La route est longue mais la pente est étroite
Ma collègue est sortie de la classe après y avoir passé trois heures, à observer mon élève troublé-du-comportement, et deux ou trois de ses petits camarades bercés plus ou moins près du mur, pour savoir comment essayer de les aider. Près de la porte, elle m'a dit tout bas : "en 32 ans de carrière, j'ai jamais vu une classe aussi difficile".
Il faut croire que j'ai plus de ressort que je ne le crois habituellement, parce que je ne suis pas directement allée raccrocher mes gants devant le bureau de l'inspecteur, avant de me créer un compte sur apec.fr. Je me suis dit que c'était pas de ma faute, que début octobre ça ne pouvait pas être de ma faute, et qu'une fois arrivée en juillet je serai fière de moi.
Une fois arrivée, si toutefois j'y arrive autrement qu'en ambulance depuis l'hôpital psychiatrique où cette bande d'adorables fracassés de la tête risquent bien de me conduire.
Mais même si je ne suis pas sûre de tenir le coup, le fait que, cette année et contrairement à l'année dernière, la difficulté de mon quotidien soit admise par mes collègues comme quelque chose que je subis - et pas quelque chose que je provoque - ça m'a aidée aujourd'hui à profiter des dix minutes de calme à l'accueil de l'après-midi. Dix minutes où tous les enfants, même Malcom, même Kevin, se sont assis, ont écouté la musique que j'avais mise, ont dessiné ou chuchoté avec leur voisin. Tranquillement, paisiblement.

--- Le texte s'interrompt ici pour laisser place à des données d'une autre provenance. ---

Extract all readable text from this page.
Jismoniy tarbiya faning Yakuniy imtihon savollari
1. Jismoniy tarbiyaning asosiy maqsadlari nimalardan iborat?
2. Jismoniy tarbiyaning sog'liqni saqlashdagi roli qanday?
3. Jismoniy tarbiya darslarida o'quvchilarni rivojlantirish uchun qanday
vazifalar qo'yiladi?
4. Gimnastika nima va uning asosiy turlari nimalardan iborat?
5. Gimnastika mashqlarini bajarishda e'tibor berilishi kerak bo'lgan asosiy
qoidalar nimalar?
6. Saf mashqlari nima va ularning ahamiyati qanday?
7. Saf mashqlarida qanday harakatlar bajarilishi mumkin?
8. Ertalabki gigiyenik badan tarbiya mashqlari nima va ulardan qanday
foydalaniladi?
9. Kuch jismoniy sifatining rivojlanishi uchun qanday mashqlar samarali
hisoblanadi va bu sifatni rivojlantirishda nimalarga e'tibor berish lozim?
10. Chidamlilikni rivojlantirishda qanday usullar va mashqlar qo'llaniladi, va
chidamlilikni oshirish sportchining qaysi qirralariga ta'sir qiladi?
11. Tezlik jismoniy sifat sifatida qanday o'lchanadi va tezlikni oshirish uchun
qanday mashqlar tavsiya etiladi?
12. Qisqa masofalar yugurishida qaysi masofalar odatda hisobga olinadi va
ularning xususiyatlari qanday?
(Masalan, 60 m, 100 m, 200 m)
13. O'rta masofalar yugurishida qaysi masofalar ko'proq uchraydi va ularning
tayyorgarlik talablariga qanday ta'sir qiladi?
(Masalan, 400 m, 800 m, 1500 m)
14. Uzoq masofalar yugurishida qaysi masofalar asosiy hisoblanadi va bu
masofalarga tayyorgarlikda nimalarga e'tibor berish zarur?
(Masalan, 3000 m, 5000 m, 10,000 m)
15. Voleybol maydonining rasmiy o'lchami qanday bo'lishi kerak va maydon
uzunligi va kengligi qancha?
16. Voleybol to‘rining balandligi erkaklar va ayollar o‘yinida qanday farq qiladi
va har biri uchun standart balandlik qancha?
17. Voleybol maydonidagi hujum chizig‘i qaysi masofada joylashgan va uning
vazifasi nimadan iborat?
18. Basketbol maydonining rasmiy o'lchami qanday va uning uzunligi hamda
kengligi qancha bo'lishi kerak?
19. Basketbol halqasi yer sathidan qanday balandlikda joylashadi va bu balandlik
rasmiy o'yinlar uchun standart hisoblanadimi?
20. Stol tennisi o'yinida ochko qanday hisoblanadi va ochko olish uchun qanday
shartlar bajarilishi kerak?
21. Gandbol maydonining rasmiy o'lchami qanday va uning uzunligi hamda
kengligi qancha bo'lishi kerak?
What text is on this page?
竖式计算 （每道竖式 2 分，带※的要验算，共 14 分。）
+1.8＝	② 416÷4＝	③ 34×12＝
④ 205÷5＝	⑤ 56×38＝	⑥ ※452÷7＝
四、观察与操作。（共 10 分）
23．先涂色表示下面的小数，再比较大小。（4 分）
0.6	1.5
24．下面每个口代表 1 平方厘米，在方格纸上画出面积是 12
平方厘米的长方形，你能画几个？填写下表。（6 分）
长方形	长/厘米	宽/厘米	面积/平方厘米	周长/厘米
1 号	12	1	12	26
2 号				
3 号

Et puis même, un peu après, la séance sur la forêt qui leur a plu. Et encore après, un peu d'arts visuels, avec de la vraie peinture dedans, et pas trop d'agitation.
Finalement, si cette année qui s'annonce longue pouvait m'apprendre à me contenter de ce qui va bien, elles mériteraient que je les adopte, les 22 teignes.